Como pasa a todos los que se acomodan a aquello que detestan, inventé motivos para hacer pasar lo inadmisible por tolerable, a fin de no dejar de amasar la fortuna que estaba consiguiendo. Cuando podía estar en la enorme casa que me había hecho construir en mi ciudad, lejos del espantoso continente lumpen allende el Atlántico, me encerraba en el cuarto de baño que daba a un pequeño jardín y me metía en la bañera por largas horas, primero haciendo como que disfrutaba de aquel solaz, pero luego sollozando incontrolada cuando por fin lograba abandonar el papel que interpretaba. Buscaba entonces a mis viejos amigos, pero no todos accedían a visitarme ni todos los que me visitaban eran capaces de verme de la misma manera.
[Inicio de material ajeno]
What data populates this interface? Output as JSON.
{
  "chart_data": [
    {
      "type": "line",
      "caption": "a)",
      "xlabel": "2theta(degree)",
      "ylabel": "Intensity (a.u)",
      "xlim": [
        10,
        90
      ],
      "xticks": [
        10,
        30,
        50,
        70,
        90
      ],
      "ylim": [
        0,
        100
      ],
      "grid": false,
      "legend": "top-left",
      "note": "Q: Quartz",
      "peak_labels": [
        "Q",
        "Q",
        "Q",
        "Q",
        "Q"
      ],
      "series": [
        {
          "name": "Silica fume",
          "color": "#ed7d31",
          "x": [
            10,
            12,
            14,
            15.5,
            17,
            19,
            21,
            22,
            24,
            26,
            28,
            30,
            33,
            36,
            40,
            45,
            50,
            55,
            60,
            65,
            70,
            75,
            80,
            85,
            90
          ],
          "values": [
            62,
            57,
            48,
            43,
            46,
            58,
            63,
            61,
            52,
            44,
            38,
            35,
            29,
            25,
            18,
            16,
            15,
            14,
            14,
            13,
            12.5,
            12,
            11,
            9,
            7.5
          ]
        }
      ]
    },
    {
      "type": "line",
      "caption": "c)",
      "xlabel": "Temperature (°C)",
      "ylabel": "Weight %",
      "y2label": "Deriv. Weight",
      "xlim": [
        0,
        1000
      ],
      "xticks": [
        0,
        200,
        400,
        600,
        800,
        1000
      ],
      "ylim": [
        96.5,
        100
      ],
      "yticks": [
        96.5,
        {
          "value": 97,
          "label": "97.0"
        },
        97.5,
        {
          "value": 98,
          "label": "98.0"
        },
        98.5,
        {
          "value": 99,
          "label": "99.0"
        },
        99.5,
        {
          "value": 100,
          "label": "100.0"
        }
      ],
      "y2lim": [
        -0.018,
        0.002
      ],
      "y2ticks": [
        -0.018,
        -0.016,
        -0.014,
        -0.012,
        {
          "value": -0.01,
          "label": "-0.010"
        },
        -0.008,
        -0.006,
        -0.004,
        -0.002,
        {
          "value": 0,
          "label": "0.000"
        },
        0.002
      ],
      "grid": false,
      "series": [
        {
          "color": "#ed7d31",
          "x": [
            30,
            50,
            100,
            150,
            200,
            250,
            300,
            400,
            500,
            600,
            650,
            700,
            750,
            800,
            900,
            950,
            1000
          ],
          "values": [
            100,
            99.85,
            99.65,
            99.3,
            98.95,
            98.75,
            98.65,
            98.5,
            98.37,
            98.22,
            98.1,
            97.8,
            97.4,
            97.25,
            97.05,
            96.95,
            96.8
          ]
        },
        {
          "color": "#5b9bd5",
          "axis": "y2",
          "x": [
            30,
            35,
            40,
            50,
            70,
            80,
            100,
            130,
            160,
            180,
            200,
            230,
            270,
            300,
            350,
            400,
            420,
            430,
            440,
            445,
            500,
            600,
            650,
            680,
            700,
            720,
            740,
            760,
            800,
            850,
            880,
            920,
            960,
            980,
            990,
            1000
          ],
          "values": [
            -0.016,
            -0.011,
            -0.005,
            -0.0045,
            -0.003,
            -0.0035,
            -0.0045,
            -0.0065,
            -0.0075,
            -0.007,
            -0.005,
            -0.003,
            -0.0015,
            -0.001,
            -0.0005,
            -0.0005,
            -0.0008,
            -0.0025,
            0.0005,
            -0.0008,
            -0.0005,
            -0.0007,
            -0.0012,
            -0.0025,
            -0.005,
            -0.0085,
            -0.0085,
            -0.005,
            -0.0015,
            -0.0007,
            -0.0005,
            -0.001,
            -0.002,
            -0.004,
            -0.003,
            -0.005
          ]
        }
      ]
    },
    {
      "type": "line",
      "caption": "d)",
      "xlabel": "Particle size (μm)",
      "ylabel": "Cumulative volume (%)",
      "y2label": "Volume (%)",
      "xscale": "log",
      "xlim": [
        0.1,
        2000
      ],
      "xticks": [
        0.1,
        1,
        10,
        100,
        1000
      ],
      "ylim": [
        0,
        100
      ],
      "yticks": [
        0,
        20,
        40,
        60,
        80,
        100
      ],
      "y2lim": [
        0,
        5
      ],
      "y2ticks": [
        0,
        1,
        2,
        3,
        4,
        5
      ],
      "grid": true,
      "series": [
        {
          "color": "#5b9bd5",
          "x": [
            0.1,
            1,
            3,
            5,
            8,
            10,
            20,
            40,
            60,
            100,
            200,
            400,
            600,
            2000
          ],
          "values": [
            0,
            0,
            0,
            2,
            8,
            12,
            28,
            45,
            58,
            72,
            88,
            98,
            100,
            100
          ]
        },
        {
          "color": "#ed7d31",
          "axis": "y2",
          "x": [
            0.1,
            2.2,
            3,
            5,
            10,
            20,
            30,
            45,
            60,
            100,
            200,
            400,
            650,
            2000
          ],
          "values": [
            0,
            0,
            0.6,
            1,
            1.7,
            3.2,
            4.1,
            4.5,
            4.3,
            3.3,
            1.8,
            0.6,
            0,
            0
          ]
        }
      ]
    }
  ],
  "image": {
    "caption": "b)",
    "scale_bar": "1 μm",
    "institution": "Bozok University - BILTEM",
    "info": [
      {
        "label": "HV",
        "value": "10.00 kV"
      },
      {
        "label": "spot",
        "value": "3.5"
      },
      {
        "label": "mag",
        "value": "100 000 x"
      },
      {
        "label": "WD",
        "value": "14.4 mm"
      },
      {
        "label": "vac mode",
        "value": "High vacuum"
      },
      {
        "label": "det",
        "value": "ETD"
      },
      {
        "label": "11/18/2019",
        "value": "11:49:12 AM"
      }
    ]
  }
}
Es extraño, pues, que tú sigas aquí. Y todavía más sorprendente que me comprendas habiendo pasado tu vida metido en la universidad haciendo matemáticas. No eres famoso. No eres rico. ¿Cómo puedes decir que tú también te has equivocado de camino? Estás en la situación en la que yo me hallaba antes de encontrarme con el agente mexicano, ¿no? Tendrás colegas más o menos interesantes con los que convivir de vez en cuando, tendrás romances en esta ciudad o en aquellas que visitas durante seminarios y conferencias, qué sé yo. ¿Dices que querías ser escritor? ¿Que has hecho lo que hiciste porque querías seguir convenciendo a los demás de que eras bueno en matemáticas, tal como decía mamá y luego dijeron los maestros, tal como decían los compañeros de la escuela y luego los colegas? Bueno, querido Luis, ¿qué te puedo decir yo acerca de interpretar papeles si sólo me estoy muriendo?